As part of its monthly ‘Patch Tuesday’ updates, Microsoft yesterday released its November 2017 security patches to resolve 53 vulnerabilities across many of its products, including Windows, Office, Internet Explorer, Microsoft Edge, ASP.NET Core, .NET Core and the Chackra Core browser engine. There were no zero-day vulnerabilities fixed this time round, but the one patch that’s seemingly got everybody talking is a 17-year-old remote code execution bug (CVE-2017-11882) found in an Office executable called Microsoft Equation Editor. The bug affects all versions of Microsoft Office from the past 17 years on all Windows versions including Windows 10 Creators Update.
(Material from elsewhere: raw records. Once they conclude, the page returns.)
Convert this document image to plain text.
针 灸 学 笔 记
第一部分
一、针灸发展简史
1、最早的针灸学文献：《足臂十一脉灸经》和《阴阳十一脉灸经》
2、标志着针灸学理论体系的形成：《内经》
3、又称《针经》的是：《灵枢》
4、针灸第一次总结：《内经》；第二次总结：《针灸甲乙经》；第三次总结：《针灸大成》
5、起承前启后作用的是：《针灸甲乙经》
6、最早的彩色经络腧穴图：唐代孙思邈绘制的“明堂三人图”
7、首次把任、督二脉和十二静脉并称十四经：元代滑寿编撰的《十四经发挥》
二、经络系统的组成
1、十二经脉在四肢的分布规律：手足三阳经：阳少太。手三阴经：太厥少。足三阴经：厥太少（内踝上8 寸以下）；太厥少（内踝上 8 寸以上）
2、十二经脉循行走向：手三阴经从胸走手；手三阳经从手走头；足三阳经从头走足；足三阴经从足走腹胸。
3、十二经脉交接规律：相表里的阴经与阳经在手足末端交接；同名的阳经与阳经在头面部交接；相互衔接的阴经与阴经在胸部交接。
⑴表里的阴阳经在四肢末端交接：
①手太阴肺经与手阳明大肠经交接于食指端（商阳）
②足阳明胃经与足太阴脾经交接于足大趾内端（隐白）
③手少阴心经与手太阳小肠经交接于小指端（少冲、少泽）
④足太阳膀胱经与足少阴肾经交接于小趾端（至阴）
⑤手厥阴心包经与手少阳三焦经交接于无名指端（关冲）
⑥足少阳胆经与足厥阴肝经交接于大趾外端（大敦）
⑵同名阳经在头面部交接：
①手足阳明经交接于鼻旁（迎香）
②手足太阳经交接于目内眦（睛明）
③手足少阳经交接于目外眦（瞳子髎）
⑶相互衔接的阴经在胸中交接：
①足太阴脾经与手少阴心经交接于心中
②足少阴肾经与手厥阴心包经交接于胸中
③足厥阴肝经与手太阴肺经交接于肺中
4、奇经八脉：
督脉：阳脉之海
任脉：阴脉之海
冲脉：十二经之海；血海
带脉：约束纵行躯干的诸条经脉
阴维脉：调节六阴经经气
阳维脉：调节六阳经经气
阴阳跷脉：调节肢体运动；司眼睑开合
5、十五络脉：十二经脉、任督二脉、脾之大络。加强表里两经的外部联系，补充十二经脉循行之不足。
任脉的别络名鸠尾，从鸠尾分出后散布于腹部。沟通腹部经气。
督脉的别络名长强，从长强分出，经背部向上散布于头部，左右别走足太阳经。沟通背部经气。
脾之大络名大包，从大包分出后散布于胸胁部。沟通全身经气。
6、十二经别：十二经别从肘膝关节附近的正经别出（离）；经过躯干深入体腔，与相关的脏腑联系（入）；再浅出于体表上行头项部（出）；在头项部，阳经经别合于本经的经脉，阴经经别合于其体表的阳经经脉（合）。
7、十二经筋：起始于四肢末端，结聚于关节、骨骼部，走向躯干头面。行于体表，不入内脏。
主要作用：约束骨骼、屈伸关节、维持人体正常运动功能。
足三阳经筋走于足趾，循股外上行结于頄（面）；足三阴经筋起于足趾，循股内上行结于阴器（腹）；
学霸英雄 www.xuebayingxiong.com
The bug was discovered recently by a team of cyber security experts at Embedi and was detailed in a report that was released yesterday. While the researchers described it as “extremely dangerous”, Microsoft seemed to downplay it, only describing the update as ‘important’. The Microsoft Equation Editor, which had the long-standing bug, was first released in 2000 and, was installed by default with Office 2000 and Office 2003. The application is used to insert and edit complex equations as Object Linking and Embedding (OLE) items in Microsoft Word documents. Although it has been replaced by newer software in later versions of Office, some of the code had to be left behind for backwards compatibility with older files that used the OLE-based (EQNEDT32.EXE) equations.
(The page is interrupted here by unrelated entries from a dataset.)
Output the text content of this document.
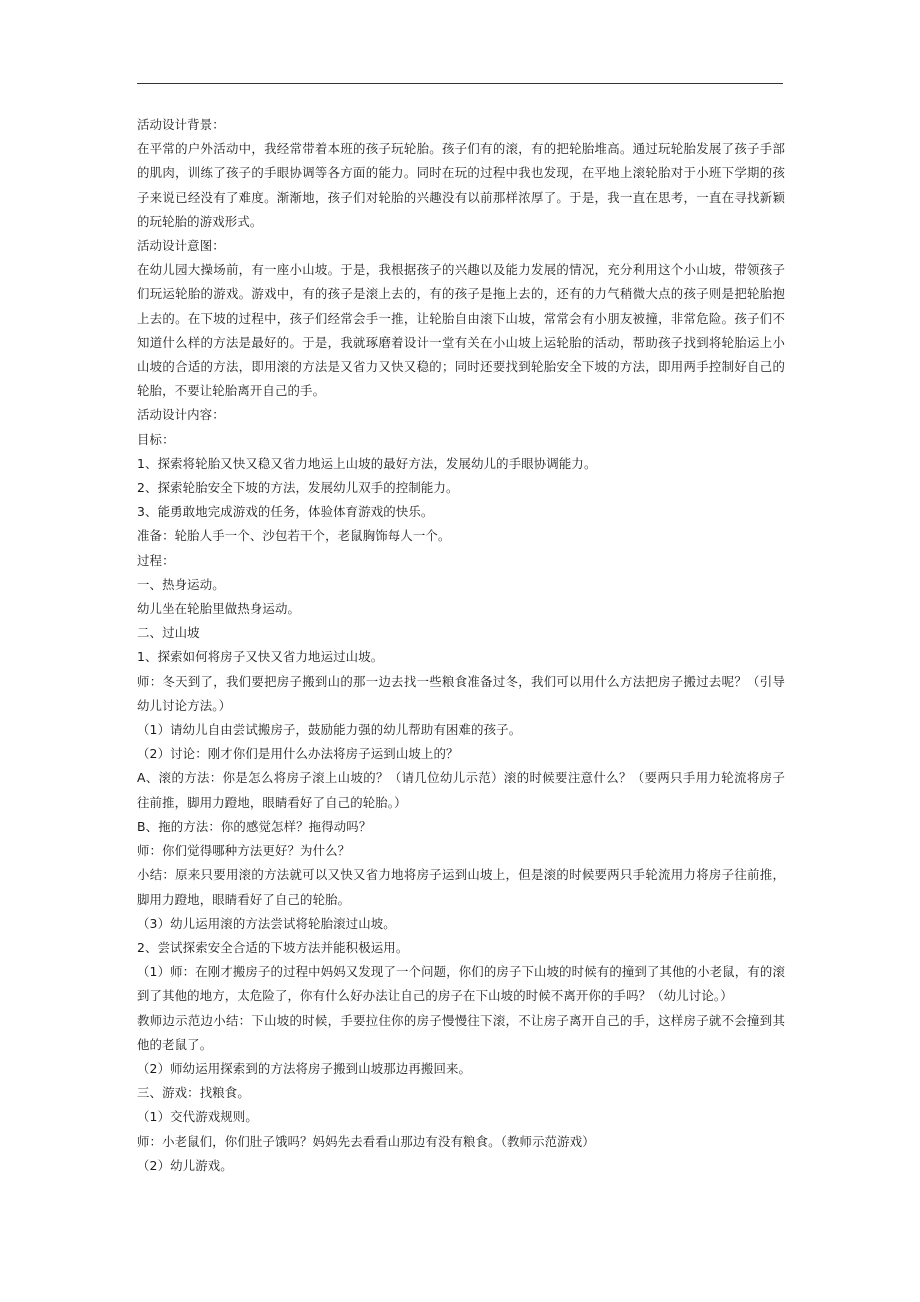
活动设计背景：

在平常的户外活动中，我经常带着本班的孩子玩轮胎。孩子们有的滚，有的把轮胎堆高。通过玩轮胎发展了孩子手部的肌肉，训练了孩子的手眼协调等各方面的能力。同时在玩的过程中我也发现，在平地上滚轮胎对于小班下学期的孩子来说已经没有了难度。渐渐地，孩子们对轮胎的兴趣没有以前那样浓厚了。于是，我一直在思考，一直在寻找新颖的玩轮胎的游戏形式。

活动设计意图：

在幼儿园大操场前，有一座小山坡。于是，我根据孩子的兴趣以及能力发展的情况，充分利用这个小山坡，带领孩子们玩运轮胎的游戏。游戏中，有的孩子是滚上去的，有的孩子是拖上去的，还有的力气稍微大点的孩子则是把轮胎抱上去的。在下坡的过程中，孩子们经常会手一推，让轮胎自由滚下山坡，常常会有小朋友被撞，非常危险。孩子们不知道什么样的方法是最好的。于是，我就琢磨着设计一堂有关在小山坡上运轮胎的活动，帮助孩子找到将轮胎运上小山坡的合适的方法，即用滚的方法是又省力又快又稳的；同时还要找到轮胎安全下坡的方法，即用两手控制好自己的轮胎，不要让轮胎离开自己的手。

活动设计内容：

目标：

1、探索将轮胎又快又稳又省力地运上山坡的最好方法，发展幼儿的手眼协调能力。

2、探索轮胎安全下坡的方法，发展幼儿双手的控制能力。

3、能勇敢地完成游戏的任务，体验体育游戏的快乐。

准备：轮胎人手一个、沙包若干个，老鼠胸饰每人一个。

过程：

一、热身运动。

幼儿坐在轮胎里做热身运动。

二、过山坡

1、探索如何将房子又快又省力地运过山坡。

师：冬天到了，我们要把房子搬到山的那一边去找一些粮食准备过冬，我们可以用什么方法把房子搬过去呢？（引导幼儿讨论方法。）

（1）请幼儿自由尝试搬房子，鼓励能力强的幼儿帮助有困难的孩子。

（2）讨论：刚才你们是用什么办法将房子运到山坡上的？

A、滚的方法：你是怎么将房子滚上山坡的？（请几位幼儿示范）滚的时候要注意什么？（要两只手用力轮流将房子往前推，脚用力蹬地，眼睛看好了自己的轮胎。）

B、拖的方法：你的感觉怎样？拖得动吗？

师：你们觉得哪种方法更好？为什么？

小结：原来只要用滚的方法就可以又快又省力地将房子运到山坡上，但是滚的时候要两只手轮流用力将房子往前推，脚用力蹬地，眼睛看好了自己的轮胎。

（3）幼儿运用滚的方法尝试将轮胎滚过山坡。

2、尝试探索安全合适的下坡方法并能积极运用。

（1）师：在刚才搬房子的过程中妈妈又发现了一个问题，你们的房子下山坡的时候有的撞到了其他的小老鼠，有的滚到了其他的地方，太危险了，你有什么好办法让自己的房子在下山坡的时候不离开你的手吗？（幼儿讨论。）

教师边示范边小结：下山坡的时候，手要拉住你的房子慢慢往下滚，不让房子离开自己的手，这样房子就不会撞到其他的老鼠了。

（2）师幼运用探索到的方法将房子搬到山坡那边再搬回来。

三、游戏：找粮食。

（1）交代游戏规则。

师：小老鼠们，你们肚子饿吗？妈妈先去看看山那边有没有粮食。（教师示范游戏）

（2）幼儿游戏。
The researchers are advising that everybody with MS Office installed on their systems immediately install the update and also disable EQNEDT32.EXE in the Windows registry to prevent any future problems. According to them, “By inserting several OLEs that exploited the described vulnerability, it was possible to execute an arbitrary sequence of commands (e.g. to download an arbitrary file from the Internet and execute it) … Because the component has numerous security issues and the vulnerabilities it contains can be easily exploited, the best option for a user to ensure security is to disable registering of the component in Windows registry”.